As an NRU staff member, what I could do is limited to helping provide therapeutic milk and monitoring the children's growth. However, as I was doing these things and seeing the children every day, the mothers began to accept the novelty of a foreigner in a positive way, and they became open and talk to me. Little by little, the mothers' expressions brightened up, and I felt happy to see them becoming more lively during their time at NRU.
However, the NRU is a place that accepts infants and children who are at high risk of death, so it was a real shock when a two-year-old child in our care suddenly took a turn for the worse and passed away. It seems that his resistance had been weakened by malnutrition and that he died from an infection and dehydration (probably hypoxia as well), but the hospital lacked effective treatments and perhaps the doctors also lacked the necessary skills, so it seemed as if they just checked his condition and did nothing, which made me feel infuriated. I think Japan could have saved the life of the child. Even if people were in a hospital, if there were no medical staff to treat them or medicines, they would have to rely on what they had and would stop trying to save them, and that would be the end of it. The child died quietly without saying a word, his mother was not present, and the grandmother who had been caring for him was crying. Flies and small cockroaches began to gather around the dead child. Then, just an hour later, another mother and child who had been present when the child died in the same NRU were sharing the same bed. Patients keep coming and there aren't enough beds. After this, the grandmother will carry the body back to her village. This is the first death I've faced in Malawi.
However, even in such a situation, and perhaps especially because of it, there are hospital staff members called Health Surveillance Assistants (HSAs) who work every day to prevent malnourished children from being born. As an example, with the aim of preventing malnutrition in the area under this HAS’s jurisdiction, he works with volunteers living in the villages to conduct a comprehensive survey of the age, weight, and MUAC of all the children in the village, and as a preventative measure, he and volunteers provide dietary advice and daily meals to children who are underweight and have an MUAC of 13cm or less. After 12 days they look at the weight and MUAC gains to see if they are helping the animals grow properly.

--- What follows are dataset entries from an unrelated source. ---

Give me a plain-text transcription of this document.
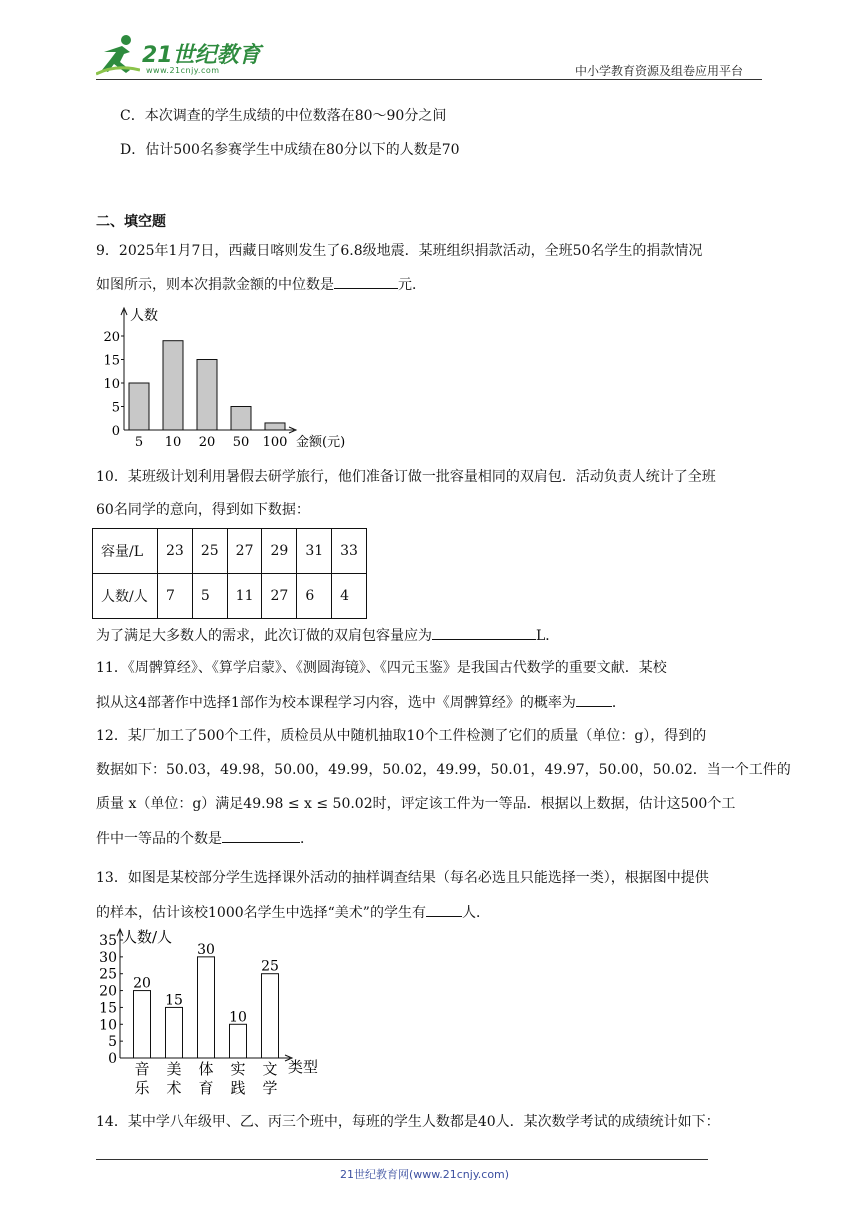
21世纪教育
www.21cnjy.com	中小学教育资源及组卷应用平台
C．本次调查的学生成绩的中位数落在80～90分之间
D．估计500名参赛学生中成绩在80分以下的人数是70
二、填空题
9．2025年1月7日，西藏日喀则发生了6.8级地震．某班组织捐款活动，全班50名学生的捐款情况
如图所示，则本次捐款金额的中位数是	元．
人数
金额(元)
0
5
10
15
20
5 10 20 50 100
10．某班级计划利用暑假去研学旅行，他们准备订做一批容量相同的双肩包．活动负责人统计了全班
60名同学的意向，得到如下数据：
容量/L	23	25	27	29	31	33
人数/人	7	5	11	27	6	4
为了满足大多数人的需求，此次订做的双肩包容量应为	L．
11．《周髀算经》、《算学启蒙》、《测圆海镜》、《四元玉鉴》是我国古代数学的重要文献．某校
拟从这4部著作中选择1部作为校本课程学习内容，选中《周髀算经》的概率为	．
12．某厂加工了500个工件，质检员从中随机抽取10个工件检测了它们的质量（单位：g），得到的
数据如下：50.03，49.98，50.00，49.99，50.02，49.99，50.01，49.97，50.00，50.02．当一个工件的
质量 x（单位：g）满足49.98 ≤ x ≤ 50.02时，评定该工件为一等品．根据以上数据，估计这500个工
件中一等品的个数是	．
13．如图是某校部分学生选择课外活动的抽样调查结果（每名必选且只能选择一类），根据图中提供
的样本，估计该校1000名学生中选择“美术”的学生有	人．
人数/人
类型
0
5
10
15
20
25
30
35
20
音
乐
15
美
术
30
体
育
10
实
践
25
文
学
14．某中学八年级甲、乙、丙三个班中，每班的学生人数都是40人．某次数学考试的成绩统计如下：
21世纪教育网(www.21cnjy.com)
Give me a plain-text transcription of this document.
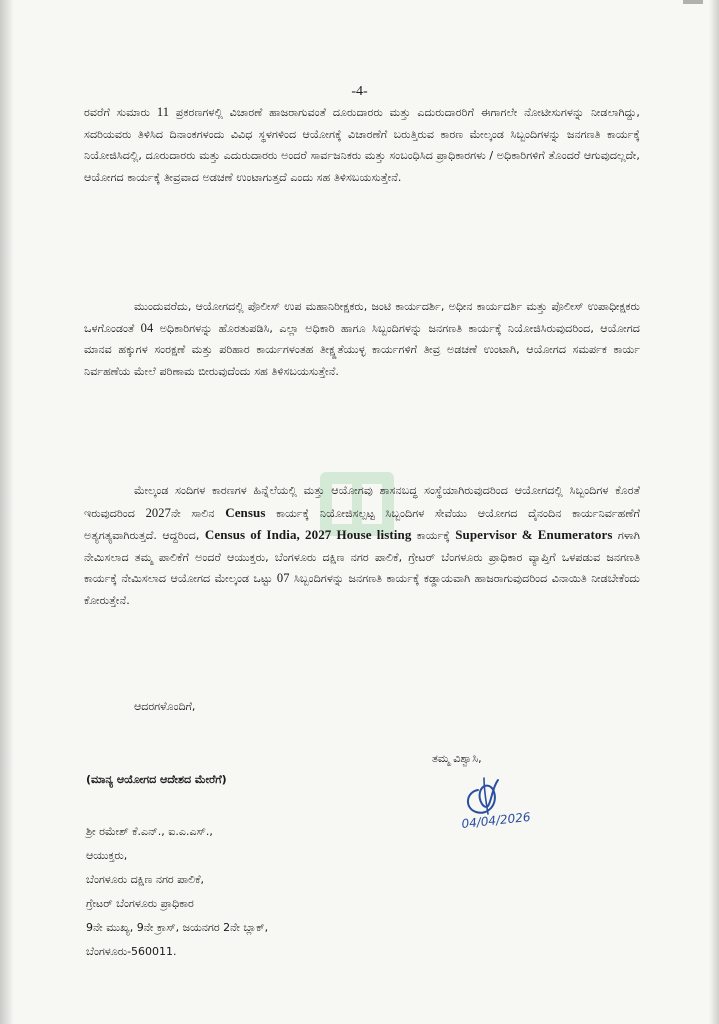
-4-

ರವರೆಗೆ ಸುಮಾರು 11 ಪ್ರಕರಣಗಳಲ್ಲಿ ವಿಚಾರಣೆ ಹಾಜರಾಗುವಂತೆ ದೂರುದಾರರು ಮತ್ತು ಎದುರುದಾರರಿಗೆ ಈಗಾಗಲೇ ನೋಟೀಸುಗಳನ್ನು ನೀಡಲಾಗಿದ್ದು, ಸದರಿಯವರು ತಿಳಿಸಿದ ದಿನಾಂಕಗಳಂದು ವಿವಿಧ ಸ್ಥಳಗಳಿಂದ ಆಯೋಗಕ್ಕೆ ವಿಚಾರಣೆಗೆ ಬರುತ್ತಿರುವ ಕಾರಣ ಮೇಲ್ಕಂಡ ಸಿಬ್ಬಂದಿಗಳನ್ನು ಜನಗಣತಿ ಕಾರ್ಯಕ್ಕೆ ನಿಯೋಜಿಸಿದಲ್ಲಿ, ದೂರುದಾರರು ಮತ್ತು ಎದುರುದಾರರು ಅಂದರೆ ಸಾರ್ವಜನಿಕರು ಮತ್ತು ಸಂಬಂಧಿಸಿದ ಪ್ರಾಧಿಕಾರಗಳು / ಅಧಿಕಾರಿಗಳಿಗೆ ತೊಂದರೆ ಆಗುವುದಲ್ಲದೇ, ಆಯೋಗದ ಕಾರ್ಯಕ್ಕೆ ತೀವ್ರವಾದ ಅಡಚಣೆ ಉಂಟಾಗುತ್ತದೆ ಎಂದು ಸಹ ತಿಳಿಸಬಯಸುತ್ತೇನೆ.

ಮುಂದುವರೆದು, ಆಯೋಗದಲ್ಲಿ ಪೊಲೀಸ್ ಉಪ ಮಹಾನಿರೀಕ್ಷಕರು, ಜಂಟಿ ಕಾರ್ಯದರ್ಶಿ, ಅಧೀನ ಕಾರ್ಯದರ್ಶಿ ಮತ್ತು ಪೊಲೀಸ್ ಉಪಾಧೀಕ್ಷಕರು ಒಳಗೊಂಡಂತೆ 04 ಅಧಿಕಾರಿಗಳನ್ನು ಹೊರತುಪಡಿಸಿ, ಎಲ್ಲಾ ಅಧಿಕಾರಿ ಹಾಗೂ ಸಿಬ್ಬಂದಿಗಳನ್ನು ಜನಗಣತಿ ಕಾರ್ಯಕ್ಕೆ ನಿಯೋಜಿಸಿರುವುದರಿಂದ, ಆಯೋಗದ ಮಾನವ ಹಕ್ಕುಗಳ ಸಂರಕ್ಷಣೆ ಮತ್ತು ಪರಿಹಾರ ಕಾರ್ಯಗಳಂತಹ ತೀಕ್ಷ್ಣತೆಯುಳ್ಳ ಕಾರ್ಯಗಳಿಗೆ ತೀವ್ರ ಅಡಚಣೆ ಉಂಟಾಗಿ, ಆಯೋಗದ ಸಮರ್ಪಕ ಕಾರ್ಯ ನಿರ್ವಹಣೆಯ ಮೇಲೆ ಪರಿಣಾಮ ಬೀರುವುದೆಂದು ಸಹ ತಿಳಿಸಬಯಸುತ್ತೇನೆ.

ಮೇಲ್ಕಂಡ ಸಂದಿಗಳ ಕಾರಣಗಳ ಹಿನ್ನೆಲೆಯಲ್ಲಿ ಮತ್ತು ಆಯೋಗವು ಶಾಸನಬದ್ಧ ಸಂಸ್ಥೆಯಾಗಿರುವುದರಿಂದ ಆಯೋಗದಲ್ಲಿ ಸಿಬ್ಬಂದಿಗಳ ಕೊರತೆ ಇರುವುದರಿಂದ 2027ನೇ ಸಾಲಿನ Census ಕಾರ್ಯಕ್ಕೆ ನಿಯೋಜಿಸಲ್ಪಟ್ಟ ಸಿಬ್ಬಂದಿಗಳ ಸೇವೆಯು ಆಯೋಗದ ದೈನಂದಿನ ಕಾರ್ಯನಿರ್ವಹಣೆಗೆ ಅತ್ಯಗತ್ಯವಾಗಿರುತ್ತದೆ. ಆದ್ದರಿಂದ, Census of India, 2027 House listing ಕಾರ್ಯಕ್ಕೆ Supervisor & Enumerators ಗಳಾಗಿ ನೇಮಿಸಲಾದ ತಮ್ಮ ಪಾಲಿಕೆಗೆ ಅಂದರೆ ಆಯುಕ್ತರು, ಬೆಂಗಳೂರು ದಕ್ಷಿಣ ನಗರ ಪಾಲಿಕೆ, ಗ್ರೇಟರ್ ಬೆಂಗಳೂರು ಪ್ರಾಧಿಕಾರ ವ್ಯಾಪ್ತಿಗೆ ಒಳಪಡುವ ಜನಗಣತಿ ಕಾರ್ಯಕ್ಕೆ ನೇಮಿಸಲಾದ ಆಯೋಗದ ಮೇಲ್ಕಂಡ ಒಟ್ಟು 07 ಸಿಬ್ಬಂದಿಗಳನ್ನು ಜನಗಣತಿ ಕಾರ್ಯಕ್ಕೆ ಕಡ್ಡಾಯವಾಗಿ ಹಾಜರಾಗುವುದರಿಂದ ವಿನಾಯಿತಿ ನೀಡಬೇಕೆಂದು ಕೋರುತ್ತೇನೆ.

ಆದರಗಳೊಂದಿಗೆ,
ತಮ್ಮ ವಿಶ್ವಾಸಿ,
(ಮಾನ್ಯ ಆಯೋಗದ ಆದೇಶದ ಮೇರೆಗೆ)
04/04/2026
ಶ್ರೀ ರಮೇಶ್ ಕೆ.ಎನ್., ಐ.ಎ.ಎಸ್.,
ಆಯುಕ್ತರು,
ಬೆಂಗಳೂರು ದಕ್ಷಿಣ ನಗರ ಪಾಲಿಕೆ,
ಗ್ರೇಟರ್ ಬೆಂಗಳೂರು ಪ್ರಾಧಿಕಾರ
9ನೇ ಮುಖ್ಯ, 9ನೇ ಕ್ರಾಸ್, ಜಯನಗರ 2ನೇ ಬ್ಲಾಕ್,
ಬೆಂಗಳೂರು-560011.
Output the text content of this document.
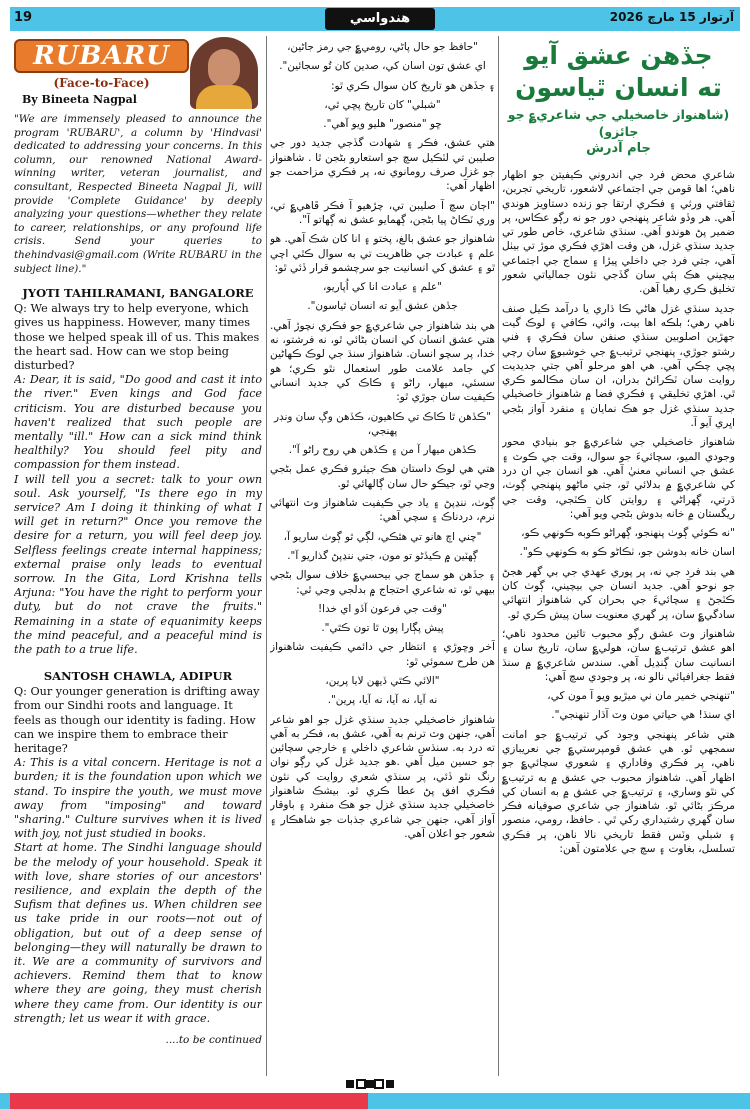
19	هندواسي	آرتوار 15 مارچ 2026
RUBARU
(Face-to-Face)
By Bineeta Nagpal
"We are immensely pleased to announce the program 'RUBARU', a column by 'Hindvasi' dedicated to addressing your concerns. In this column, our renowned National Award-winning writer, veteran journalist, and consultant, Respected Bineeta Nagpal Ji, will provide 'Complete Guidance' by deeply analyzing your questions—whether they relate to career, relationships, or any profound life crisis. Send your queries to thehindvasi@gmail.com (Write RUBARU in the subject line)."
JYOTI TAHILRAMANI, BANGALORE
Q: We always try to help everyone, which gives us happiness. However, many times those we helped speak ill of us. This makes the heart sad. How can we stop being disturbed?
A: Dear, it is said, "Do good and cast it into the river." Even kings and God face criticism. You are disturbed because you haven't realized that such people are mentally "ill." How can a sick mind think healthily? You should feel pity and compassion for them instead.
I will tell you a secret: talk to your own soul. Ask yourself, "Is there ego in my service? Am I doing it thinking of what I will get in return?" Once you remove the desire for a return, you will feel deep joy. Selfless feelings create internal happiness; external praise only leads to eventual sorrow. In the Gita, Lord Krishna tells Arjuna: "You have the right to perform your duty, but do not crave the fruits." Remaining in a state of equanimity keeps the mind peaceful, and a peaceful mind is the path to a true life.
SANTOSH CHAWLA, ADIPUR
Q: Our younger generation is drifting away from our Sindhi roots and language. It feels as though our identity is fading. How can we inspire them to embrace their heritage?
A: This is a vital concern. Heritage is not a burden; it is the foundation upon which we stand. To inspire the youth, we must move away from "imposing" and toward "sharing." Culture survives when it is lived with joy, not just studied in books.
Start at home. The Sindhi language should be the melody of your household. Speak it with love, share stories of our ancestors' resilience, and explain the depth of the Sufism that defines us. When children see us take pride in our roots—not out of obligation, but out of a deep sense of belonging—they will naturally be drawn to it. We are a community of survivors and achievers. Remind them that to know where they are going, they must cherish where they came from. Our identity is our strength; let us wear it with grace.
....to be continued

"حافظ جو حال پاڻي، رومي؏ جي رمز جاڻين،

اي عشق تون اسان کي، صدين کان تُو سجائين".

۽ جڏهن هو تاريخ کان سوال ڪري ٿو:

"شبلي" کان تاريخ پڇي ٿي،

ڇو "منصور" هليو ويو آهي".

هتي عشق، فڪر ۽ شهادت گڏجي جديد دور جي صليبن تي لٽڪيل سچ جو استعارو بڻجن ٿا . شاهنواز جو غزل صرف رومانوي نه، پر فڪري مزاحمت جو اظهار آهي:

"اڄان سچ آ صليبن تي، چڙهيو آ فڪر ڦاهي؏ تي، وري ٽڪاڻ پيا بڻجن، ڳهمايو عشق نه ڳهاتو آ".

شاهنواز جو عشق بالغ، پختو ۽ انا کان شڪ آهي. هو علم ۽ عبادت جي ظاهريت تي به سوال ڪٿي اچي ٿو ۽ عشق کي انسانيت جو سرچشمو قرار ڏئي ٿو:

"علم ۽ عبادت انا کي اُپاريو،

جڏهن عشق آيو ته انسان ٿياسون".

هي بند شاهنواز جي شاعري؏ جو فڪري نچوڙ آهي. هتي عشق انسان کي انسان بڻائي ٿو، نه فرشتو، نه خدا، پر سچو انسان. شاهنواز سنڌ جي لوڪ ڪهاڻين کي جامد علامت طور استعمال نٿو ڪري؛ هو سسئي، ميهار، راڻو ۽ ڪاڪ کي جديد انساني ڪيفيت سان جوڙي ٿو:

"ڪڏهن ٿا ڪاڪ تي ڪاهيون، ڪڏهن وڳ سان ونڊر پهنجي،

ڪڏهن ميهار آ من ۽ ڪڏهن هي روح راڻو آ".

هتي هي لوڪ داستان هڪ جيئرو فڪري عمل بڻجي وڃي ٿو، جيڪو حال سان ڳالهائي ٿو.

ڳوٺ، ننڍپڻ ۽ ياد جي ڪيفيت شاهنواز وٽ انتهائي نرم، دردناڪ ۽ سچي آهي:

"چني اچ هانو تي هٿڪي، لڳي ٿو ڳوٺ ساريو آ،

ڳهٽين ۾ ڪيڏڻو تو مون، جتي ننڍپڻ گذاريو آ".

۽ جڏهن هو سماج جي بيحسي؏ خلاف سوال بڻجي بيهي ٿو، ته شاعري احتجاج ۾ بدلجي وڃي ٿي:

"وقت جي فرعون آڏو اي خدا!

پيش پڳارا پون ٿا تون ڪٿي".

آخر وڇوڙي ۽ انتظار جي دائمي ڪيفيت شاهنواز هن طرح سموئي ٿو:

"الائي ڪٿي ڏيهن لايا پرين،

نه آيا، نه آيا، نه آيا، پرين".

شاهنواز خاصخيلي جديد سنڌي غزل جو اهو شاعر آهي، جنهن وٽ ترنم به آهي، عشق به، فڪر به آهي ته درد به. سنڌس شاعري داخلي ۽ خارجي سچائين جو حسين ميل آهي .هو جديد غزل کي رڳو نوان رنگ نٿو ڏئي، پر سنڌي شعري روايت کي نئون فڪري افق پڻ عطا ڪري ٿو. بيشڪ شاهنواز خاصخيلي جديد سنڌي غزل جو هڪ منفرد ۽ باوقار آواز آهي، جنهن جي شاعري جذبات جو شاهڪار ۽ شعور جو اعلان آهي.

جڏهن عشق آيو
ته انسان ٿياسون
(شاهنواز خاصخيلي جي شاعري؏ جو جائزو)
جام آدرش

شاعري محض فرد جي اندروني ڪيفيتن جو اظهار ناهي؛ اها قومن جي اجتماعي لاشعور، تاريخي تجربن، ثقافتي ورثي ۽ فڪري ارتقا جو زنده دستاويز هوندي آهي. هر وڏو شاعر پنهنجي دور جو نه رڳو عڪاس، پر ضمير پڻ هوندو آهي. سنڌي شاعري، خاص طور تي جديد سنڌي غزل، هن وقت اهڙي فڪري موڙ تي بيٺل آهي، جتي فرد جي داخلي پيڙا ۽ سماج جي اجتماعي بيچيني هڪ ٻئي سان گڏجي نئون جمالياتي شعور تخليق ڪري رهيا آهن.

جديد سنڌي غزل هاڻي ڪا ڌاري يا درآمد ڪيل صنف ناهي رهي؛ بلڪه اها بيت، وائي، ڪافي ۽ لوڪ گيت جهڙين اصلوبين سنڌي صنفن سان فڪري ۽ فني رشتو جوڙي، پنهنجي ترتيب؏ جي خوشبو؏ سان رچي پچي چڪي آهي. هي اهو مرحلو آهي جتي جديديت روايت سان ٽڪرائڻ بدران، ان سان مڪالمو ڪري ٿي. اهڙي تخليقي ۽ فڪري فضا ۾ شاهنواز خاصخيلي جديد سنڌي غزل جو هڪ نمايان ۽ منفرد آواز بڻجي اڀري آيو آ.

شاهنواز خاصخيلي جي شاعري؏ جو بنيادي محور وجودي الميو، سچائيءَ جو سوال، وقت جي ڪوٽ ۽ عشق جي انساني معنيٰ آهي. هو انسان جي ان درد کي شاعري؏ ۾ بدلائي ٿو، جتي ماڻهو پنهنجي ڳوٺ، ڌرتي، ڳهراڻي ۽ روايتن کان ڪٽجي، وقت جي ريگستان ۾ خانه بدوش بڻجي ويو آهي:

"نه ڪوئي ڳوٺ پنهنجو، ڳهراڻو ڪوبه ڪونهي ڪو،

اسان خانه بدوشن جو، ٺڪاڻو ڪو به ڪونهي ڪو".

هي بند فرد جي نه، پر پوري عهدي جي بي گهر هجڻ جو نوحو آهي. جديد انسان جي بيچيني، ڳوٺ کان ڪٽجڻ ۽ سچائيءَ جي بحران کي شاهنواز انتهائي سادگي؏ سان، پر گهري معنويت سان پيش ڪري ٿو.

شاهنواز وٽ عشق رڳو محبوب تائين محدود ناهي؛ اهو عشق ترتيب؏ سان، هولي؏ سان، تاريخ سان ۽ انسانيت سان ڳنڍيل آهي. سندس شاعري؏ ۾ سنڌ فقط جغرافيائي نالو نه، پر وجودي سچ آهي:

"تنهنجي خمير مان ني ميڙيو ويو آ مون کي،

اي سنڌ! هي حياتي مون وٽ آڌار تنهنجي".

هتي شاعر پنهنجي وجود کي ترتيب؏ جو امانت سمجهي ٿو. هي عشق قومپرستي؏ جي نعريبازي ناهي، پر فڪري وفاداري ۽ شعوري سچائي؏ جو اظهار آهي. شاهنواز محبوب جي عشق ۾ به ترتيب؏ کي نٿو وساري، ۽ ترتيب؏ جي عشق ۾ به انسان کي مرڪز بڻائي ٿو. شاهنواز جي شاعري صوفيانه فڪر سان گهري رشتيداري رکي ٿي . حافظ، رومي، منصور ۽ شبلي وٽس فقط تاريخي نالا ناهن، پر فڪري تسلسل، بغاوت ۽ سچ جي علامتون آهن:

Records of a mass survey of children (top notebook) and a record of children at risk of malnutrition (bottom notebook) Very clearly organized data!
They gather the children and their mothers and hold a cooking demonstration to demonstrate how to make nutritious food (porridge, etc.). They feed the children the porridge and continue this for 12 days.
This activity was carried out by the HSA himself, and I felt his determination to prevent malnutrition in his area. As a public health volunteer, I too have come to accept the current situation, and like him, I have renewed my resolve to focus on the community and work hard to ensure that my daily activities contribute to improving the health of mothers and children in Malawi.